Plot 239 is currently being tended by Martin Read and has had a Mr Read renting it since the early years of the 1920s, it has never known anything else. Martin’s grandfather first took it on along with the two adjoining plots a few years after 1921. There were a few plots in use when he arrived from an allotment in Dartnell Road so he was no novice. By all accounts he was an enterprising chap because he grew chrysanthemums on all three plots and had an arrangement with a local shop to take his produce. He had five children and for many years his four sons all had plots on the site.

Martin’s grandfather was a chimney sweep by trade which ensured a plentiful supply of soot which was used in large quantities for slug control. No slug pellets would have been available in those days. Martin can remember moving many piles of soot. This would of course have been delivered to the allotments by horse and cart. Traditionally soot would have been spread on the ground where you planned to plant your potato crop, you let it overwinter then dug it in, planted your suds and looked forward to a slug free crop.
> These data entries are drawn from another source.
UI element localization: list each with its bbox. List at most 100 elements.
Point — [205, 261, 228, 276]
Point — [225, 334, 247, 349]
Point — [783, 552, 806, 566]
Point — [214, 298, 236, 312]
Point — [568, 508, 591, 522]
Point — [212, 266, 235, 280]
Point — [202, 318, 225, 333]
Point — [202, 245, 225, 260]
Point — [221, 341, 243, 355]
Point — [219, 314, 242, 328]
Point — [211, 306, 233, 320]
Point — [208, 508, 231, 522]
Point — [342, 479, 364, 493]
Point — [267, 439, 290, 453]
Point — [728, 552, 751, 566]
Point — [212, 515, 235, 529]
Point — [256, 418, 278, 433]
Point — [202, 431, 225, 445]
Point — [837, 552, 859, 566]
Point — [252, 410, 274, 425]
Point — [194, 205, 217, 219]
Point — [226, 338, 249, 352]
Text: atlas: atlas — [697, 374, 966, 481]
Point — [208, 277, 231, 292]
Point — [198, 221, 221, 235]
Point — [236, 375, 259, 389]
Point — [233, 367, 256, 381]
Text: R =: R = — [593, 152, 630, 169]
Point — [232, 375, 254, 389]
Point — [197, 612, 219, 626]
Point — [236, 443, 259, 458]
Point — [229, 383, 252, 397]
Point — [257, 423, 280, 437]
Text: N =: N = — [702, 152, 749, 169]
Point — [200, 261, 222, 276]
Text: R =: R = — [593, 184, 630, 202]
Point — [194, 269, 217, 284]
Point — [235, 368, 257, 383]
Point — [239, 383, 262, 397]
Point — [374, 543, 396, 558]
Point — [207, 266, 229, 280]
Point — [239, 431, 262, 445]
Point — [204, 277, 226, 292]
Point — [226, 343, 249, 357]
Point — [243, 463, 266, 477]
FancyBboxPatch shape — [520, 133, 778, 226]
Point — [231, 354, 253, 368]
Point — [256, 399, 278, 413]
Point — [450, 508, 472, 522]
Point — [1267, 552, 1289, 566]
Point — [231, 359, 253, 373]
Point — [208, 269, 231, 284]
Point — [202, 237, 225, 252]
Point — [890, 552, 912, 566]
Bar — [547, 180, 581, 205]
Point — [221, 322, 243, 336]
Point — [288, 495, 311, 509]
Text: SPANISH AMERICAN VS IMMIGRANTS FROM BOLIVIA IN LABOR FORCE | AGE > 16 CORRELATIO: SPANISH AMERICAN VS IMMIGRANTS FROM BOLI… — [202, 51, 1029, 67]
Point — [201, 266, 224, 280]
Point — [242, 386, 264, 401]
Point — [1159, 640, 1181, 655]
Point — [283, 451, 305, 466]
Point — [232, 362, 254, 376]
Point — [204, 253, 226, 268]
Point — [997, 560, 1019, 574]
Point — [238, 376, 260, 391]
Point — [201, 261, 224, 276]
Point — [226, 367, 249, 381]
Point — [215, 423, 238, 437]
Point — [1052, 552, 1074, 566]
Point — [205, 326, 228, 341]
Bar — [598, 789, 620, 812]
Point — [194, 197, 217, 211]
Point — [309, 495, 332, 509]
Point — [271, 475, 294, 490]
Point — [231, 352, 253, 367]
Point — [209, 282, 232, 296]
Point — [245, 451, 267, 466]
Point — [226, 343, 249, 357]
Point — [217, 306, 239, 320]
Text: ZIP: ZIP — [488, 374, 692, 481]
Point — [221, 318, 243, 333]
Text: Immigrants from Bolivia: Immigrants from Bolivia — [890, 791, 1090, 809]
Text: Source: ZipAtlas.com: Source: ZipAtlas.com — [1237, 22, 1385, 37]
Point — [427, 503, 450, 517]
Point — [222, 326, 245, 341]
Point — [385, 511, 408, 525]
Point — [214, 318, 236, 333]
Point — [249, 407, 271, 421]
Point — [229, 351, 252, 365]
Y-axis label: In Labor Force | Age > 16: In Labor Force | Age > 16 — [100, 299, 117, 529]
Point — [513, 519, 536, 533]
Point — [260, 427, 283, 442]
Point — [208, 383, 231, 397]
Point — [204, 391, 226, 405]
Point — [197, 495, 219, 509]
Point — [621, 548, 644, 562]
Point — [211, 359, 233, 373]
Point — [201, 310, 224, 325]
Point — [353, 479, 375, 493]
At one point, Martin, his father and grandfather were all tending the plot together. Martin’s grandfather died when Martin was 12, the plot was taken over by Martin's father who grew only vegetables with rhubarb at one end, just as it remains today. The only break Martin’s father had from plot 239 was an enforced one when he served in the Second World War and was stationed mostly in Africa. This was a period of his life that he hated, he would have much rather have been growing and looking after his vegetables. He died in 2008. Martin continues today. He grows, in the main, runner beans which are his favourite vegetable and chrysanthemums, naturally.